Salvador stated, “I feel that a large part of combating climate crisis is providing food for peoples, especially those who are less lucky.”

The University of Saskatchewan student said a lot of people overlook the opportunity to provide more fruits and vegetables as a solution to climate change.

Climate goal: A few small steps

Aditi Garg describes herself as an outdoor enthusiast. (Don Somers/CBC)

Aditi Garg, Saskatoon, started to take small steps. She walks to work and says she is taking small steps to reduce her carbon footprint.

She had a plan before the pandemic to reduce her vehicle emissions by 20% in one year.
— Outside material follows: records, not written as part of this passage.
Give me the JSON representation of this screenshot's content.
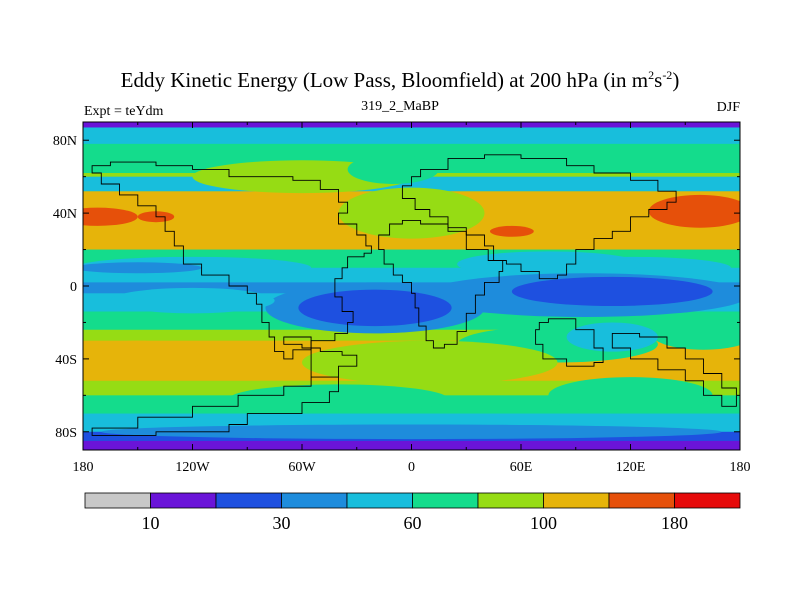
{
  "title": {
    "main": "Eddy Kinetic Energy (Low Pass, Bloomfield) at 200 hPa (in m",
    "sup1": "2",
    "mid": "s",
    "sup2": "-2",
    "end": ")"
  },
  "subtitle": "319_2_MaBP",
  "experiment_label": "Expt = teYdm",
  "season": "DJF",
  "axes": {
    "lat_ticks": [
      {
        "lat": 80,
        "label": "80N"
      },
      {
        "lat": 40,
        "label": "40N"
      },
      {
        "lat": 0,
        "label": "0"
      },
      {
        "lat": -40,
        "label": "40S"
      },
      {
        "lat": -80,
        "label": "80S"
      }
    ],
    "lon_ticks": [
      {
        "lon": -180,
        "label": "180"
      },
      {
        "lon": -120,
        "label": "120W"
      },
      {
        "lon": -60,
        "label": "60W"
      },
      {
        "lon": 0,
        "label": "0"
      },
      {
        "lon": 60,
        "label": "60E"
      },
      {
        "lon": 120,
        "label": "120E"
      },
      {
        "lon": 180,
        "label": "180"
      }
    ],
    "lat_range": [
      -90,
      90
    ],
    "lon_range": [
      -180,
      180
    ]
  },
  "colorbar": {
    "colors": [
      "#c8c8c8",
      "#6a14d8",
      "#1e50e0",
      "#1e8cdc",
      "#18bedc",
      "#14dc8c",
      "#96dc14",
      "#e6b40a",
      "#e6500a",
      "#e60a0a"
    ],
    "labels": [
      {
        "boundary": 1,
        "text": "10"
      },
      {
        "boundary": 3,
        "text": "30"
      },
      {
        "boundary": 5,
        "text": "60"
      },
      {
        "boundary": 7,
        "text": "100"
      },
      {
        "boundary": 9,
        "text": "180"
      }
    ]
  },
  "chart_data": {
    "type": "filled-contour-map",
    "variable": "Eddy Kinetic Energy (Low Pass, Bloomfield)",
    "level": "200 hPa",
    "units": "m2s-2",
    "season": "DJF",
    "contour_levels": [
      10,
      20,
      30,
      40,
      60,
      80,
      100,
      140,
      180
    ],
    "zonal_bands": [
      {
        "lat_from": 90,
        "lat_to": 87,
        "level": 1
      },
      {
        "lat_from": 87,
        "lat_to": 78,
        "level": 4
      },
      {
        "lat_from": 78,
        "lat_to": 62,
        "level": 5
      },
      {
        "lat_from": 62,
        "lat_to": 52,
        "level": 6
      },
      {
        "lat_from": 52,
        "lat_to": 20,
        "level": 7
      },
      {
        "lat_from": 20,
        "lat_to": 10,
        "level": 5
      },
      {
        "lat_from": 10,
        "lat_to": 2,
        "level": 4
      },
      {
        "lat_from": 2,
        "lat_to": -4,
        "level": 3
      },
      {
        "lat_from": -4,
        "lat_to": -14,
        "level": 4
      },
      {
        "lat_from": -14,
        "lat_to": -24,
        "level": 5
      },
      {
        "lat_from": -24,
        "lat_to": -30,
        "level": 6
      },
      {
        "lat_from": -30,
        "lat_to": -52,
        "level": 7
      },
      {
        "lat_from": -52,
        "lat_to": -60,
        "level": 6
      },
      {
        "lat_from": -60,
        "lat_to": -70,
        "level": 5
      },
      {
        "lat_from": -70,
        "lat_to": -80,
        "level": 4
      },
      {
        "lat_from": -80,
        "lat_to": -85,
        "level": 2
      },
      {
        "lat_from": -85,
        "lat_to": -90,
        "level": 1
      }
    ],
    "features": [
      {
        "level": 4,
        "shape": "rect",
        "lon": [
          -180,
          180
        ],
        "lat": [
          52,
          60
        ]
      },
      {
        "level": 6,
        "shape": "ellipse",
        "center": [
          -60,
          60
        ],
        "radii": [
          60,
          9
        ]
      },
      {
        "level": 5,
        "shape": "ellipse",
        "center": [
          -10,
          64
        ],
        "radii": [
          25,
          8
        ]
      },
      {
        "level": 6,
        "shape": "ellipse",
        "center": [
          0,
          40
        ],
        "radii": [
          40,
          14
        ]
      },
      {
        "level": 8,
        "shape": "ellipse",
        "center": [
          -172,
          38
        ],
        "radii": [
          22,
          5
        ]
      },
      {
        "level": 8,
        "shape": "ellipse",
        "center": [
          -140,
          38
        ],
        "radii": [
          10,
          3
        ]
      },
      {
        "level": 8,
        "shape": "ellipse",
        "center": [
          158,
          41
        ],
        "radii": [
          28,
          9
        ]
      },
      {
        "level": 8,
        "shape": "ellipse",
        "center": [
          55,
          30
        ],
        "radii": [
          12,
          3
        ]
      },
      {
        "level": 4,
        "shape": "ellipse",
        "center": [
          -120,
          10
        ],
        "radii": [
          65,
          6
        ]
      },
      {
        "level": 4,
        "shape": "ellipse",
        "center": [
          120,
          10
        ],
        "radii": [
          55,
          6
        ]
      },
      {
        "level": 3,
        "shape": "ellipse",
        "center": [
          -150,
          10
        ],
        "radii": [
          35,
          3
        ]
      },
      {
        "level": 4,
        "shape": "ellipse",
        "center": [
          75,
          12
        ],
        "radii": [
          50,
          7
        ]
      },
      {
        "level": 3,
        "shape": "ellipse",
        "center": [
          95,
          -5
        ],
        "radii": [
          90,
          12
        ]
      },
      {
        "level": 2,
        "shape": "ellipse",
        "center": [
          110,
          -3
        ],
        "radii": [
          55,
          8
        ]
      },
      {
        "level": 3,
        "shape": "ellipse",
        "center": [
          -20,
          -12
        ],
        "radii": [
          60,
          14
        ]
      },
      {
        "level": 2,
        "shape": "ellipse",
        "center": [
          -20,
          -12
        ],
        "radii": [
          42,
          10
        ]
      },
      {
        "level": 4,
        "shape": "ellipse",
        "center": [
          -120,
          -8
        ],
        "radii": [
          45,
          7
        ]
      },
      {
        "level": 5,
        "shape": "ellipse",
        "center": [
          160,
          -25
        ],
        "radii": [
          30,
          10
        ]
      },
      {
        "level": 5,
        "shape": "ellipse",
        "center": [
          80,
          -32
        ],
        "radii": [
          55,
          10
        ]
      },
      {
        "level": 4,
        "shape": "ellipse",
        "center": [
          110,
          -28
        ],
        "radii": [
          25,
          8
        ]
      },
      {
        "level": 6,
        "shape": "ellipse",
        "center": [
          10,
          -42
        ],
        "radii": [
          70,
          12
        ]
      },
      {
        "level": 7,
        "shape": "ellipse",
        "center": [
          -150,
          -40
        ],
        "radii": [
          35,
          10
        ]
      },
      {
        "level": 5,
        "shape": "ellipse",
        "center": [
          120,
          -60
        ],
        "radii": [
          45,
          10
        ]
      },
      {
        "level": 5,
        "shape": "ellipse",
        "center": [
          -40,
          -62
        ],
        "radii": [
          60,
          8
        ]
      },
      {
        "level": 3,
        "shape": "ellipse",
        "center": [
          0,
          -80
        ],
        "radii": [
          170,
          4
        ]
      }
    ],
    "land_outlines": [
      [
        [
          -95,
          60
        ],
        [
          -65,
          60
        ],
        [
          -50,
          58
        ],
        [
          -40,
          53
        ],
        [
          -35,
          46
        ],
        [
          -40,
          40
        ],
        [
          -30,
          34
        ],
        [
          -25,
          28
        ],
        [
          -22,
          22
        ],
        [
          -26,
          18
        ],
        [
          -35,
          16
        ],
        [
          -38,
          10
        ],
        [
          -42,
          4
        ],
        [
          -38,
          -6
        ],
        [
          -32,
          -14
        ],
        [
          -35,
          -20
        ],
        [
          -42,
          -26
        ],
        [
          -55,
          -30
        ],
        [
          -65,
          -35
        ],
        [
          -70,
          -40
        ],
        [
          -75,
          -36
        ],
        [
          -78,
          -28
        ],
        [
          -82,
          -20
        ],
        [
          -85,
          -10
        ],
        [
          -90,
          -4
        ],
        [
          -100,
          0
        ],
        [
          -115,
          6
        ],
        [
          -125,
          12
        ],
        [
          -130,
          22
        ],
        [
          -135,
          30
        ],
        [
          -140,
          38
        ],
        [
          -150,
          44
        ],
        [
          -160,
          50
        ],
        [
          -170,
          56
        ],
        [
          -175,
          62
        ],
        [
          -165,
          66
        ],
        [
          -140,
          68
        ],
        [
          -120,
          66
        ],
        [
          -100,
          64
        ],
        [
          -95,
          60
        ]
      ],
      [
        [
          -70,
          -28
        ],
        [
          -60,
          -32
        ],
        [
          -50,
          -34
        ],
        [
          -38,
          -36
        ],
        [
          -30,
          -38
        ],
        [
          -40,
          -44
        ],
        [
          -55,
          -50
        ],
        [
          -70,
          -55
        ],
        [
          -95,
          -60
        ],
        [
          -120,
          -66
        ],
        [
          -150,
          -72
        ],
        [
          -175,
          -78
        ],
        [
          -175,
          -82
        ],
        [
          -140,
          -82
        ],
        [
          -100,
          -80
        ],
        [
          -90,
          -76
        ],
        [
          -60,
          -70
        ],
        [
          -45,
          -64
        ],
        [
          -40,
          -58
        ],
        [
          -55,
          -50
        ],
        [
          -70,
          -28
        ]
      ],
      [
        [
          5,
          60
        ],
        [
          20,
          64
        ],
        [
          40,
          70
        ],
        [
          60,
          72
        ],
        [
          85,
          70
        ],
        [
          100,
          66
        ],
        [
          120,
          62
        ],
        [
          135,
          58
        ],
        [
          145,
          52
        ],
        [
          140,
          46
        ],
        [
          130,
          42
        ],
        [
          120,
          38
        ],
        [
          110,
          30
        ],
        [
          100,
          26
        ],
        [
          90,
          20
        ],
        [
          85,
          12
        ],
        [
          80,
          6
        ],
        [
          70,
          4
        ],
        [
          60,
          8
        ],
        [
          52,
          12
        ],
        [
          42,
          14
        ],
        [
          30,
          20
        ],
        [
          20,
          32
        ],
        [
          10,
          38
        ],
        [
          2,
          42
        ],
        [
          -5,
          48
        ],
        [
          0,
          55
        ],
        [
          5,
          60
        ]
      ],
      [
        [
          5,
          36
        ],
        [
          20,
          34
        ],
        [
          30,
          30
        ],
        [
          40,
          28
        ],
        [
          45,
          22
        ],
        [
          50,
          14
        ],
        [
          48,
          8
        ],
        [
          40,
          2
        ],
        [
          35,
          -5
        ],
        [
          30,
          -15
        ],
        [
          25,
          -25
        ],
        [
          18,
          -32
        ],
        [
          12,
          -34
        ],
        [
          8,
          -30
        ],
        [
          4,
          -22
        ],
        [
          2,
          -12
        ],
        [
          0,
          -4
        ],
        [
          -5,
          2
        ],
        [
          -10,
          6
        ],
        [
          -15,
          12
        ],
        [
          -18,
          20
        ],
        [
          -12,
          28
        ],
        [
          -5,
          34
        ],
        [
          5,
          36
        ]
      ],
      [
        [
          75,
          -20
        ],
        [
          90,
          -18
        ],
        [
          100,
          -24
        ],
        [
          105,
          -34
        ],
        [
          100,
          -42
        ],
        [
          85,
          -44
        ],
        [
          72,
          -40
        ],
        [
          68,
          -32
        ],
        [
          70,
          -24
        ],
        [
          75,
          -20
        ]
      ],
      [
        [
          110,
          -28
        ],
        [
          125,
          -26
        ],
        [
          140,
          -28
        ],
        [
          150,
          -34
        ],
        [
          160,
          -40
        ],
        [
          170,
          -48
        ],
        [
          178,
          -56
        ],
        [
          178,
          -64
        ],
        [
          170,
          -66
        ],
        [
          160,
          -60
        ],
        [
          150,
          -52
        ],
        [
          135,
          -46
        ],
        [
          120,
          -40
        ],
        [
          110,
          -34
        ],
        [
          110,
          -28
        ]
      ]
    ]
  }
}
She swapped out her vehicle for a bicycle on the long journey from one Saskatoon suburb into the next.

The pandemic led to her moving closer to work and jolted her climate goal into overdrive.

“I am walking every day,” she stated.

Garg, an educator, often speaks out on climate change.

She stated that the reality of the climate crisis is that it can make us feel like a drop in a bucket at times, which can lead to despair or hopelessness.

She expressed her concern about climate change to elected officials to counter that feeling. These officials can create regulations that business and industry need to follow.

She said, “The people who can make an even greater impact are the ones we need to keep in touch with.”